The other thing we did was we called a two-hour forum for the county supervisors and mayor’s association because we realized talking to them in a polarized environment was not a way to have a conversation. I spoke and so did Paul Rogers, a former New York Fire Department lieutenant who is now in fire safety consulting – he sounds like a firefighter and can speak with a credibility that I could never match in front of, for example, local fire chiefs. Winning them over was important. And we took more than an hour of questions.
Stage one was to convince them of why batteries were important. Stage two was to show that a large number of constituents were angry about the moratorium, but that Republicans were putting on a unified front against this – an issue to win votes. So there was a period where Democrats on the Poughkeepsie board were convinced but it was politically difficult for them.
But stage three became helping them do the right thing, even with the risk of there being a political cost.
What would you say to those in other parts of the country who want to do what you did?
If possible, get a zoning law in place before there is any developer with a specific proposal because all of the opposition to this project came from people directly next to the proposed project. Get in there before there’s a specific project site.
Even if you’re in a very blue city, don’t make it primarily about climate. Abstract climate loses to non-abstract perceived risk every time. Make it about local benefits.
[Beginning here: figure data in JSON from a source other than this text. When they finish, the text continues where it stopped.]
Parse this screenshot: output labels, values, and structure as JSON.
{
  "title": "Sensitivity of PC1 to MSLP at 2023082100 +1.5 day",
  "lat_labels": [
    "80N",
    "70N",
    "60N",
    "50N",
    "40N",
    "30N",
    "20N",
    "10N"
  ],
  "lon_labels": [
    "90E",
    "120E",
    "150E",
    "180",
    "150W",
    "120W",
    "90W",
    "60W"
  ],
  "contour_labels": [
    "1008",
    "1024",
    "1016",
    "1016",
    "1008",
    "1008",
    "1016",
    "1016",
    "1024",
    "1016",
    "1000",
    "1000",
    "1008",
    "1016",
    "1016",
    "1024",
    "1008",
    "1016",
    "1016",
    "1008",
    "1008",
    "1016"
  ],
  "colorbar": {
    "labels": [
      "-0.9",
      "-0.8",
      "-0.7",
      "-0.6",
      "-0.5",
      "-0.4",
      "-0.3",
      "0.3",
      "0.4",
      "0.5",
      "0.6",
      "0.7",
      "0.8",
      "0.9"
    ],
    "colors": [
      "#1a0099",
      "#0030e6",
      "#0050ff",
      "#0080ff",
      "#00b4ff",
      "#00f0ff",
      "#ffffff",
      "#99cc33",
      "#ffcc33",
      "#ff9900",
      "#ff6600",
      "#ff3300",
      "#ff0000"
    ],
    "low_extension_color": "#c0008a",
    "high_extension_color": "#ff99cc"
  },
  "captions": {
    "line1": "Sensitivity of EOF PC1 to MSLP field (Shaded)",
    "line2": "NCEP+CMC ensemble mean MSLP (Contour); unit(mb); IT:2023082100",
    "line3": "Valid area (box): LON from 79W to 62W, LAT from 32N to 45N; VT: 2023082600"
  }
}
To the extent you can, read and educate yourself about what good batteries provide to the grid. There’s a lot of local economic benefits there.
I am trying to put together some of the resources I used into a packet, a tool kit, so that people elsewhere can learn from it and draw from those resources.
Also, the more you know, the better. All those years of reading David Roberts and Heatmap gave me enough knowledge to actually answer questions here. It works especially when you have board members who may be sympathetic but need to be reassured.